Flat Stomach > How to get a Flat Stomach > Flat Tummy Exercises

SOURCE: Flat-Stomach-Now.com

So, you understand that stomach exercises can be a good contribution to the flat tummy process. It won't reduce all of your stomach fat by itself, at least not without fire addressing the primary causes for the extra stomach fat that you have now. But tummy exercises will help to tone and firm up your abdominal muscles thereby allowing them to hold up better even if they have excess fat hanging off of them.

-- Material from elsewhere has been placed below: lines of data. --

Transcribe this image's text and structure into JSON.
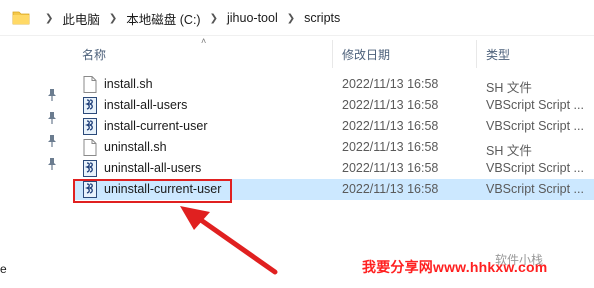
{
  "address_bar": {
    "crumbs": [
      "此电脑",
      "本地磁盘 (C:)",
      "jihuo-tool",
      "scripts"
    ]
  },
  "columns": {
    "name": "名称",
    "date": "修改日期",
    "type": "类型"
  },
  "files": [
    {
      "name": "install.sh",
      "date": "2022/11/13 16:58",
      "type": "SH 文件",
      "icon": "sh-file-icon"
    },
    {
      "name": "install-all-users",
      "date": "2022/11/13 16:58",
      "type": "VBScript Script ...",
      "icon": "vbscript-file-icon"
    },
    {
      "name": "install-current-user",
      "date": "2022/11/13 16:58",
      "type": "VBScript Script ...",
      "icon": "vbscript-file-icon"
    },
    {
      "name": "uninstall.sh",
      "date": "2022/11/13 16:58",
      "type": "SH 文件",
      "icon": "sh-file-icon"
    },
    {
      "name": "uninstall-all-users",
      "date": "2022/11/13 16:58",
      "type": "VBScript Script ...",
      "icon": "vbscript-file-icon"
    },
    {
      "name": "uninstall-current-user",
      "date": "2022/11/13 16:58",
      "type": "VBScript Script ...",
      "icon": "vbscript-file-icon",
      "selected": true
    }
  ],
  "left_pane": {
    "edge_text": "e"
  },
  "watermark": {
    "text": "我要分享网www.hhkxw.com",
    "overlay_text": "软件小栈"
  },
  "colors": {
    "selection": "#cce8ff",
    "highlight_box": "#e02020",
    "arrow": "#e02020",
    "watermark": "#ff2020"
  }
}
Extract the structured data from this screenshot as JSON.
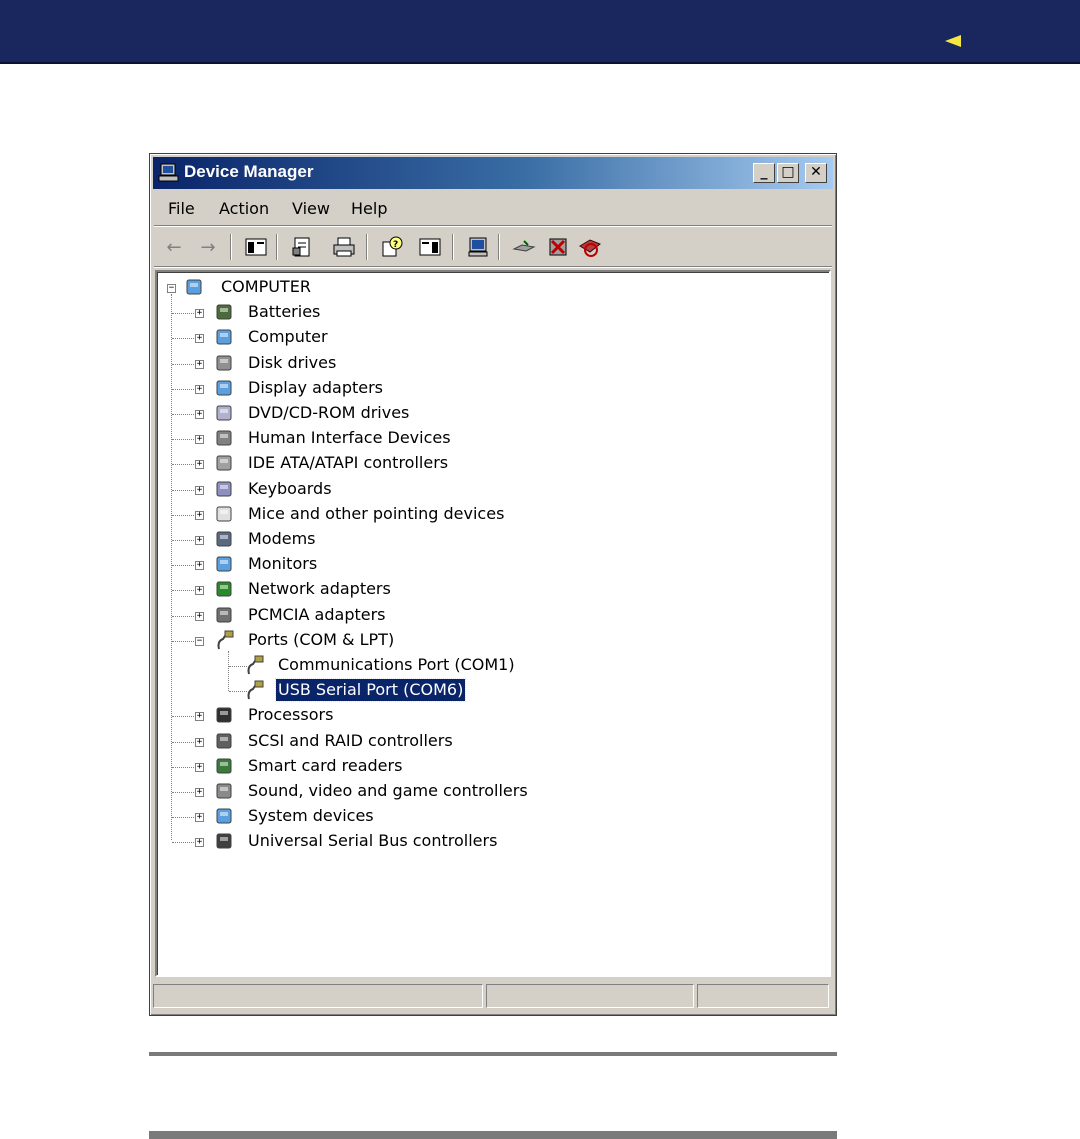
{
  "window": {
    "title": "Device Manager",
    "controls": {
      "minimize": "_",
      "maximize": "□",
      "close": "✕"
    }
  },
  "menu": [
    {
      "label": "File"
    },
    {
      "label": "Action"
    },
    {
      "label": "View"
    },
    {
      "label": "Help"
    }
  ],
  "toolbar": [
    "back-arrow-icon",
    "forward-arrow-icon",
    "show-hide-console-tree-icon",
    "properties-icon",
    "print-icon",
    "help-icon",
    "action-pane-icon",
    "scan-hardware-icon",
    "update-driver-icon",
    "uninstall-icon",
    "disable-icon"
  ],
  "tree": {
    "root": "COMPUTER",
    "categories": [
      {
        "label": "Batteries",
        "icon": "battery-icon"
      },
      {
        "label": "Computer",
        "icon": "computer-icon"
      },
      {
        "label": "Disk drives",
        "icon": "disk-drive-icon"
      },
      {
        "label": "Display adapters",
        "icon": "display-adapter-icon"
      },
      {
        "label": "DVD/CD-ROM drives",
        "icon": "cdrom-icon"
      },
      {
        "label": "Human Interface Devices",
        "icon": "hid-icon"
      },
      {
        "label": "IDE ATA/ATAPI controllers",
        "icon": "ide-controller-icon"
      },
      {
        "label": "Keyboards",
        "icon": "keyboard-icon"
      },
      {
        "label": "Mice and other pointing devices",
        "icon": "mouse-icon"
      },
      {
        "label": "Modems",
        "icon": "modem-icon"
      },
      {
        "label": "Monitors",
        "icon": "monitor-icon"
      },
      {
        "label": "Network adapters",
        "icon": "network-adapter-icon"
      },
      {
        "label": "PCMCIA adapters",
        "icon": "pcmcia-icon"
      },
      {
        "label": "Ports (COM & LPT)",
        "icon": "port-icon",
        "expanded": true,
        "children": [
          {
            "label": "Communications Port (COM1)",
            "icon": "port-icon"
          },
          {
            "label": "USB Serial Port (COM6)",
            "icon": "port-icon",
            "selected": true
          }
        ]
      },
      {
        "label": "Processors",
        "icon": "processor-icon"
      },
      {
        "label": "SCSI and RAID controllers",
        "icon": "scsi-icon"
      },
      {
        "label": "Smart card readers",
        "icon": "smart-card-icon"
      },
      {
        "label": "Sound, video and game controllers",
        "icon": "sound-icon"
      },
      {
        "label": "System devices",
        "icon": "system-device-icon"
      },
      {
        "label": "Universal Serial Bus controllers",
        "icon": "usb-icon"
      }
    ]
  },
  "statusbar": [
    "",
    "",
    ""
  ]
}
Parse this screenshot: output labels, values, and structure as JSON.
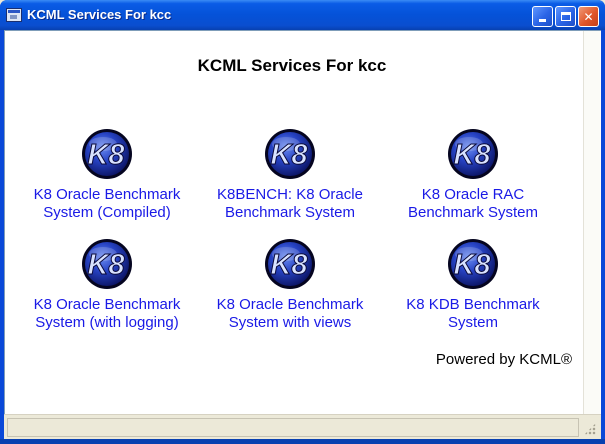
{
  "window": {
    "title": "KCML Services For kcc",
    "controls": {
      "minimize_icon": "minimize-icon",
      "maximize_icon": "maximize-icon",
      "close_label": "✕"
    }
  },
  "page": {
    "heading": "KCML Services For kcc",
    "powered_by": "Powered by KCML®"
  },
  "services": [
    {
      "line1": "K8 Oracle Benchmark",
      "line2": "System (Compiled)",
      "icon": "k8-logo-icon"
    },
    {
      "line1": "K8BENCH: K8 Oracle",
      "line2": "Benchmark System",
      "icon": "k8-logo-icon"
    },
    {
      "line1": "K8 Oracle RAC",
      "line2": "Benchmark System",
      "icon": "k8-logo-icon"
    },
    {
      "line1": "K8 Oracle Benchmark",
      "line2": "System (with logging)",
      "icon": "k8-logo-icon"
    },
    {
      "line1": "K8 Oracle Benchmark",
      "line2": "System with views",
      "icon": "k8-logo-icon"
    },
    {
      "line1": "K8 KDB Benchmark",
      "line2": "System",
      "icon": "k8-logo-icon"
    }
  ],
  "colors": {
    "link": "#1a1ae6",
    "titlebar": "#0552d8",
    "logo_ring": "#0a0a40",
    "logo_fill": "#2a4fd0"
  }
}
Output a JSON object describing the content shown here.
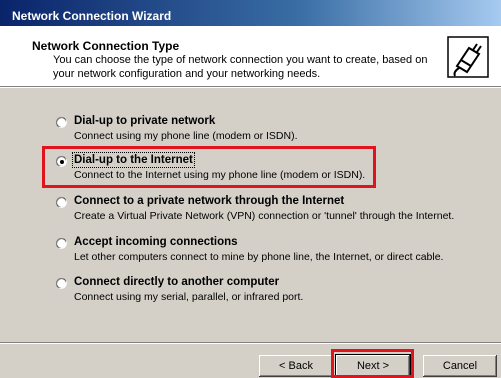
{
  "window": {
    "title": "Network Connection Wizard"
  },
  "header": {
    "title": "Network Connection Type",
    "subtitle": "You can choose the type of network connection you want to create, based on your network configuration and your networking needs."
  },
  "options": [
    {
      "label": "Dial-up to private network",
      "description": "Connect using my phone line (modem or ISDN).",
      "selected": false
    },
    {
      "label": "Dial-up to the Internet",
      "description": "Connect to the Internet using my phone line (modem or ISDN).",
      "selected": true
    },
    {
      "label": "Connect to a private network through the Internet",
      "description": "Create a Virtual Private Network (VPN) connection or 'tunnel' through the Internet.",
      "selected": false
    },
    {
      "label": "Accept incoming connections",
      "description": "Let other computers connect to mine by phone line, the Internet, or direct cable.",
      "selected": false
    },
    {
      "label": "Connect directly to another computer",
      "description": "Connect using my serial, parallel, or infrared port.",
      "selected": false
    }
  ],
  "buttons": {
    "back": "< Back",
    "next": "Next >",
    "cancel": "Cancel"
  },
  "colors": {
    "highlight": "#e0141e",
    "titlebar": "#0a246a",
    "dialog": "#d4d0c8"
  },
  "icons": {
    "header_icon": "network-plug-icon"
  }
}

Exercise can help you to burn fat as well as give you firm and toned muscles. If you don't exercise, your muscles begin to deteriorate and they don't do the job that they can. First off, your abdominal muscles need to be strengthed in order to properly hold up any extra fat that is hanging off them. But over all, strong muscles are an indication of a healthy body. You can't turn fat into muscle, but you can help make your muscles more defined and stronger so that when you lose weight, you will look better and be healthier overall.

Flat Tummy Exercises

Exercises need to be done on a consistent basis. You can't just do them once in awhile and expect to see dramatic results. There are exercises that strengthen your core muscles, that tone your tummy, and that form your tummy muscles to look great. But you will have to do them several times a week if you want to see results.

Don't forget to breathe during your exercises. As you get involved in the routine, you will most likely start holding your breath throughout. But it is important to keep breathing after each motion because it will help your muscles to relax and contract at the proper times. It may seem odd or difficult, but it will actually help your exercises be more effective.

Elavated Situp

This differs from the traditional sit-up in that your legs are elevated off the floor. This forces your lower stomach muscles to carry most of the burden to get your upper body off the ground.

  • Lie on your back and bend your knees and place your legs together, on top of a nearby bed or chair.
  • Put your arms crossed and flat on your chest.
  • Pull your upper body up and off the floor until your chest touches your knees.
  • Lower yourself back to starting position, and repeat the process.

Side Ab Crunch

This is the similar to the ab crunch, but you come up off the ground at an angle across your body.

  • Get on back and place your feet on the floor as close to your bottom as possible with your knees together.
  • Rest your hands across you chest and relax the neck.
  • Slowly raise your shoulders off the floor and turn to a diagonal angle across your body, keeping your lower back on the floor.
  • Hold that position for a second and breath out forcefully before allowing your shoulders to return to the floor.

Standing Side Bends

  • Stand up straight and suck in your stomach.
  • Keeping your legs straight and your arms at your sides, lean from left to right. Make sure you don't rotate at the hips.
  • Repeat the process. Perform 3 sets of 10 to 15 reps.


















Don't Do The Things That Won't Work

You shouldn't spend your time and effort on exercises or techniques that don't work and should be known as myths. This will only distract you from what is important and take time away from actually doing the things that give you results. So staying informed is part of the game, we have listed and debunked many of the common myths about diet and exercise.

Final Thoughts

Remember the importance of regular breathing as you go through your abs exercise routine. Also remember to do these abdominal exercises in reps and sets. It is more effective if you do fewer repetitions at a time, divided into sets, than to just try and do as many as you can at once. You will find that you are able to do more reps if you break it into sets, than if you dont.